Habertürk
    Takipde Kalın!
      Günlük gelişmeleri takip edebilmek için habertürk uygulamasını indirin

        FUTBOL dünyada en çok izlenen ‘savaş simülasyonu’dur. Bir takım hücumda, diğeri müdafaada zaman zaman yer değiştirir. Takım kendi evinde oynuyor ise seyircilerini mutlu etmek için genelde avantajlıdır. Hele bir de zengin ve taraftarı çok ise nerede oynadığının önemi yoktur. Genelde rakiplerine üstünlük sağlayıp şampiyon olur.

        Oyunda veya bu savaş simülasyonunda, alanda (field) adalet göreceli bir kavramdır çünkü her takımın gücü öncelikle parası kadardır. Sonra devreye hakemler girer. Adı üstünde, hakemin karar verme yetkisi genellikle bağlı olduğu kurumun duruşu ile paraleldir. Bağlı olduğu kuruluşta, onu seçen ana aktörler olan büyük ve zengin kulüplerin tavrına göre pozisyon alır.

        Taraftar galibiyet ve tatmin olmak ister. Nasıl olursa olsun galibiyet. Roma İmparatorluğu’ndan beri hep aynı tutkuyla izlerler savaş simülasyonu oyunları. Rakip yenilmeli hatta yenilmekle kalmayıp rezil olmalı hatta ölmelidir! Bu iş binlerce yıldır böyle işler.

        Stadyumlar veya arenalarda koro halinde edilen küfürler hariç şunları mutlaka duymuşsunuzdur; “Saldırın, saldırın, saldırın” veya “Ölmeye, ölmeye, ölmeye geldik!” Taraftar sahaya iner, oyuncu tekmeler, hakeme saldırır, sahaya elinde ne varsa atar hatta saha dışında rakip takım oyuncularına taş, sopa ile hücuma geçer. Sahada “profesyonelce” faul yapan, rakibi provoke eden futbolculara hayrandır. Onlar taraftarın gözdeleridir.

        Bu tip olaylar, “Sahalarımızda görmek istemediğimiz” olaylar olarak sürekli gördüğümüz, rutin olaylardır! Peki neden? Çünkü futbol, üzerinde tepinilecek bir toplumsal nefret fayı haline getirilmiştir. 10 yıllarca, yavaş yavaş hazırlanarak. Ve bu savaş simülasyonu oyun, artık şiddetin tetikleyicisidir. Hem bireysel hem toplumsal anlamda. Arena’ya giden büyük çoğunluk günlük hayatında saygı, empati, ahlak, kanun gibi dikkat ettiği tüm el frenlerini indirir orada. Bir de adaleti olmayan bir oyun olan futbol söz konusu olunca, ateş ve barutun benzinle desteklenmesi gibi.
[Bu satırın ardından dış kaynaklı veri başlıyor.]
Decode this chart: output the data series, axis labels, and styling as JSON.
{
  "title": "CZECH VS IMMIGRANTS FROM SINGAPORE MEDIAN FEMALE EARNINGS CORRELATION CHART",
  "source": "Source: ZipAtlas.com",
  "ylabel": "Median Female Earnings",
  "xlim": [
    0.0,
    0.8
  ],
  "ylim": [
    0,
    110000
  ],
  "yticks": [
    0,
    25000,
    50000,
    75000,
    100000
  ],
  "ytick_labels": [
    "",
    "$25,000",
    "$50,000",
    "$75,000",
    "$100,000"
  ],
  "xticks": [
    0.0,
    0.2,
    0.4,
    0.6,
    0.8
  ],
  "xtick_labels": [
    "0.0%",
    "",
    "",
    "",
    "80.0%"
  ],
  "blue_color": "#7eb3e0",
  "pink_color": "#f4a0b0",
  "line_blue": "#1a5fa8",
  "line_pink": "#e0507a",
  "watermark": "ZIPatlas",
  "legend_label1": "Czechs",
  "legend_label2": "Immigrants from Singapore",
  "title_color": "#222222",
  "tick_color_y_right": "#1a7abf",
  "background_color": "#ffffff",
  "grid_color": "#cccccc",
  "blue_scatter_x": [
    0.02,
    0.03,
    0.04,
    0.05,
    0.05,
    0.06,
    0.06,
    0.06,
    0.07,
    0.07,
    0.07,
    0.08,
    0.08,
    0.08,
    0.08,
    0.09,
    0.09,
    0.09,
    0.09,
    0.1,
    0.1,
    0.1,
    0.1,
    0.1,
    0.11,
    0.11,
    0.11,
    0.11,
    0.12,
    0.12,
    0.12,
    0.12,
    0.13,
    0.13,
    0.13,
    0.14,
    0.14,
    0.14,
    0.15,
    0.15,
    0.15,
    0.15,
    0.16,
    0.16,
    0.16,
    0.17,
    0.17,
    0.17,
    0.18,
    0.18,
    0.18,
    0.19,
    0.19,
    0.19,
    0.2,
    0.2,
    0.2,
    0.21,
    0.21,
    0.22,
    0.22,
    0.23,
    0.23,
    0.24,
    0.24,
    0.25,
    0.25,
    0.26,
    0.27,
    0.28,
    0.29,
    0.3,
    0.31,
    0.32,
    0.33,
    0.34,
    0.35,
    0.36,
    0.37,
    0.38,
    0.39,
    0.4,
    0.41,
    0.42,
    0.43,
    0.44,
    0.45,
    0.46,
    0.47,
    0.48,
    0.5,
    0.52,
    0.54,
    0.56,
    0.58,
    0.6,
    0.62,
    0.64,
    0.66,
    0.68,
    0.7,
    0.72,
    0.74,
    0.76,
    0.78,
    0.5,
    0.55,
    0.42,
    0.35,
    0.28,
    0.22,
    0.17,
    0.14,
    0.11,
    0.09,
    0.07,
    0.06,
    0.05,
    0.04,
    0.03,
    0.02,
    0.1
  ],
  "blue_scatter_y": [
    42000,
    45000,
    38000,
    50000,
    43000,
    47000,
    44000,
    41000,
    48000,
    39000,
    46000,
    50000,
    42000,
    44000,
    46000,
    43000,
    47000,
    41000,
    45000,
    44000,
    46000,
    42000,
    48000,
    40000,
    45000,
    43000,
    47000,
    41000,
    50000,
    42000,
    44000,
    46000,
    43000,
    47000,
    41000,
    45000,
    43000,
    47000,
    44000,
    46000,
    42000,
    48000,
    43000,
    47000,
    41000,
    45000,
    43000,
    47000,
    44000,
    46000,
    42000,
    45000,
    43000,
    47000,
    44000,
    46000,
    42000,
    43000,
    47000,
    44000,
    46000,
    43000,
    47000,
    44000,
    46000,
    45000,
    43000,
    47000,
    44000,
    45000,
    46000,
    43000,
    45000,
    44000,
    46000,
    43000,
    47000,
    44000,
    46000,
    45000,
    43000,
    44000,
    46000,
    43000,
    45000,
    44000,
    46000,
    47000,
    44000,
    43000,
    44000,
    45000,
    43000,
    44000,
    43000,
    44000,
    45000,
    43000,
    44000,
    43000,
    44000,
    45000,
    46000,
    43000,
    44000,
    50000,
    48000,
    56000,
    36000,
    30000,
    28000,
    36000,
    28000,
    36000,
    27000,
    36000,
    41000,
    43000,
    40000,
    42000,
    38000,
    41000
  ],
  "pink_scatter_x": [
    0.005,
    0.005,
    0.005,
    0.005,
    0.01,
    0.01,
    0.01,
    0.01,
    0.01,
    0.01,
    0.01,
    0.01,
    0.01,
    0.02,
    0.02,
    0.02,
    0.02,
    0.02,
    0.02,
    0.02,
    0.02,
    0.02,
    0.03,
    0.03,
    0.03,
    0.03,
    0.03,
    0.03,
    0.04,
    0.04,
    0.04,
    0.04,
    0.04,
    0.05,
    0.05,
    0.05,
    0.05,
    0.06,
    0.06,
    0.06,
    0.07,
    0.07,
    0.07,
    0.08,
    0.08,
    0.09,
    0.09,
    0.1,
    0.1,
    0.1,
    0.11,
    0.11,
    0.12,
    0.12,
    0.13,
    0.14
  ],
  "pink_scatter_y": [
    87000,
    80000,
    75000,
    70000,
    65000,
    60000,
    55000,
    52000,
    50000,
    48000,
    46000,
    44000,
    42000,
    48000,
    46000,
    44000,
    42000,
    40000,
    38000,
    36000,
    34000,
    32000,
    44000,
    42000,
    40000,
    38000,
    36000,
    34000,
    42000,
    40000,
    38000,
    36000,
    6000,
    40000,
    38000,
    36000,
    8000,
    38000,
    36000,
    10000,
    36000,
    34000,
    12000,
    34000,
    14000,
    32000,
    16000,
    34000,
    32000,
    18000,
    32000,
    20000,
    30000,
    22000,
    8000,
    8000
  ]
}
        Futbolun adaleti yoktur çünkü bazıları daha eşittir. Bunu yüz yıldır hala nasıl anlayamadınız? Günümüzde oynanan futbol bir reyting ve para oyunudur. İsteğiniz adalet mi? Joga Bonito’yu (Güzel oyun) seviyor musunuz?

        O zaman önce aynaya bakacaksınız, sonra kendi kulübünüz ve tutuğunuz takıma bakış açınızı değiştirmekle başlayacaksınız işe. En çok kendi takımınızın adaletsizliklerine, hukuksuzluklarına tepki vereceksiniz. Ardından rakiplerinizden aynısını isteyeceksiniz. Bunlar da yetmeyecektir, siz adil oyun (Fair Play) istiyorsanız bunu oynatmak için, sistemi değiştirmek için kolları sıvayacaksınız.

        Federasyon delege sisteminden, havuz gelirlerinin paylaşımına kadar her şeyin eşit olması için kamuoyu baskısı oluşturacaksınız. Sizin takımınızı öven rakibi söven yazarı, yorumcuyu, televizyonu, gazeteyi almayacaksınız. Tepkiniz ekonomik olarak da zorlayacak sistemi, gerekirse her şey eşit ve adil olana kadar kendi takımızın maçlarına bile gitmeyeceksiniz.

        Üstelik bunu sadece birey olarak sizin yapmanız da yeterli değil. Tüm tuttuğunuz takımın taraftarları bile yapsa yeterli olmayacak, tüm rakip taraftarların da aynı amaç için yola çıkması lazım. İşte futbol o zaman güzel ve adil bir oyun olur. Yazdıklarım size deli saçması gibi gelmiştir belki. Bana da hala futboldan adalet beklemek ve bunun için kendini heba etmek deli saçması geliyor.

        Maalesef futbolu tekrar geri kazanabilmek için benim tek önerim yukarıda yazdığım bu deli saçmalığı.